ORDER NO. A/1011/WZB/AHD OF 2012
APPEAL NO. E/43 OF 2011
JUNE 29, 2012
1. The respondent has supplied 1125 nos. of tyres against the purchase order issued by the Commandant, Central Ordnance Depot, Mumbai during the period from 11.06.2008 to 14.06.2008. The rate quoted in the purchase order was Rs. 7,700/- plus excise duty plus VAT per tyre. But the respondent had charged @ Rs. 8,742/- per tyre plus excise duty plus VAT. After noticing that the cost of tyre was more than what was mentioned in the purchase order, the respondent issued Credit Note to the purchaser for the differential amount and submitted a refund claim for the excise duty of Rs. 1,69,308/- paid in excess at the time of clearance.
2. In the proceedings before the first appellate authority, contention that the tyres were purchased by Commandant, Central Ordinance Depot, Mumbai who could not have taken Cenvat Credit and could not have sold the tyres to somebody else and that the purchaser never paid the amount more than what was agreed to was accepted and the first appellate authority held that respondent is eligible for refund. The revenue is in appeal against the decision.
3. Heard both sides.
4. The learned A.R. on behalf of Revenue submitted that merely because a Credit Note is issued and excise duty was paid, the refund claim cannot be accepted. What is relevant is the price shown in the Invoice and the excise duty charged thereon and once the duty liability is shown in the invoice, the purchaser after receiving the credit note still may be able to pass on the duty liability subsequently or take Cenvat Credit and therefore just because a Credit Note is issued the refund claim cannot be considered. He referred to the provisions under section 11B of Central Excise Act, 1944 and submitted that for granting refund to the claimant, the claimant has to satisfy that duty liability has not been passed on to “any other person” and not merely the immediate purchaser. He relies upon the decision of the Tribunal in the case of Sangam Processors (Bhilwara) Ltd. v. Collector of Central Excise 1994 (71) ELT 989 (Tri. – Delhi) and submits that this has been upheld by the Hon’ble Supreme Court on an appeal filed before them. Therefore, he submits that in view of the law settled by the Supreme Court, on the ground that the appellant have issued a credit note, the refund claim could not have been allowed.

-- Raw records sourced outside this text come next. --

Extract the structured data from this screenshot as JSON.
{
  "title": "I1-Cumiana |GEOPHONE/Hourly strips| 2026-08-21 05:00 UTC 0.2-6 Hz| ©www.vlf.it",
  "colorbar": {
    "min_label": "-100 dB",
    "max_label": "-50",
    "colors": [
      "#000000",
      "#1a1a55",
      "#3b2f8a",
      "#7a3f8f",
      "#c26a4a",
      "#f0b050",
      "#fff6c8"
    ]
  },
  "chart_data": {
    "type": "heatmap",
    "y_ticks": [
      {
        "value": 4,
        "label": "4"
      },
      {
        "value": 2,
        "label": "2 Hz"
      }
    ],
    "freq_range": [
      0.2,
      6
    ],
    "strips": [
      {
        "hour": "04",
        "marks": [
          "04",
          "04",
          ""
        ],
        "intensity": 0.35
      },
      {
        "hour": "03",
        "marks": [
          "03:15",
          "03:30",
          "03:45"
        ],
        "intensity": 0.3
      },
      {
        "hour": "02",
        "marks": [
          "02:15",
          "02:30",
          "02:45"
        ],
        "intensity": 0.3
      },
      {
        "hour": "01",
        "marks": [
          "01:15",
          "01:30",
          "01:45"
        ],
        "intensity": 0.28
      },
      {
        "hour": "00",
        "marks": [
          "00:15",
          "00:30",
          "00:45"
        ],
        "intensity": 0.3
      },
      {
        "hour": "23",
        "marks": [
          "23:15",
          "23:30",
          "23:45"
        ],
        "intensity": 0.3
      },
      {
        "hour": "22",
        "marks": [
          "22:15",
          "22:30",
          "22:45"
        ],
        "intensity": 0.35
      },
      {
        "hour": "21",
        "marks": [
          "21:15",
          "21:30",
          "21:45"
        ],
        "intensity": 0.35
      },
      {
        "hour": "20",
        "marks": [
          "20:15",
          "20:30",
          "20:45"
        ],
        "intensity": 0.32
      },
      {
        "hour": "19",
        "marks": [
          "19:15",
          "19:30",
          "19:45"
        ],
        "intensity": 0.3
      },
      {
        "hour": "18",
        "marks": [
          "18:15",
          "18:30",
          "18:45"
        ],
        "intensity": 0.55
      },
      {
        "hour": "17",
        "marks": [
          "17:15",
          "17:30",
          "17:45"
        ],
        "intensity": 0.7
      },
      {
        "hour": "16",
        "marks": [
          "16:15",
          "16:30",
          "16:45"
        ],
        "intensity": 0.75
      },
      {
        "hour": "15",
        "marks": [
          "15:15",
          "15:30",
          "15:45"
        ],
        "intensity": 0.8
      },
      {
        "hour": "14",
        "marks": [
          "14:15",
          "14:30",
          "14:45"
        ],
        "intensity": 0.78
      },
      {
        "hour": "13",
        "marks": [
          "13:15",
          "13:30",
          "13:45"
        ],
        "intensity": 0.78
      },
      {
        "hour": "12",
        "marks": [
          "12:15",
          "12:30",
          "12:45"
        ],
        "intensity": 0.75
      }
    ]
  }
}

5. The learned counsel for the respondent while agreeing with submission of the learned A.R. submits that in this case the refund claim has been allowed by the first appellate authority on merit and after taking note of the fact that central excise duty has not been passed on to any other person. He submits that it is quite clear that Central Ordnance Depot would not have taken Cenvat Credit nor would have sold the tyres to someone else and therefore the decision of the Commissioner (Appeals) is not contrary to the law as submitted by the learned A.R.
6. After hearing submissions made by both sides as mentioned above, I find myself in agreement with the submissions of the learned counsel for the respondent. It is quite clear that the claimant has to show that the burden of excise duty has not been passed on to any other person and not only to the buyers. In this case, the purchaser being the defence organisation of Government of India, the question of passing on the excise duty to any other person does not arise and ordnance depot not being a manufacturer of any goods, could not have taken Cenvat Credit also and further the Commandant also certified that they have not taken Cenvat Credit nor they have paid excise duty to the appellant for differential value shown in the invoice. Thus the impugned order is in line with the statutory provisions and as per law. Therefore I find no merits in the appeal filed by the revenue and reject the same.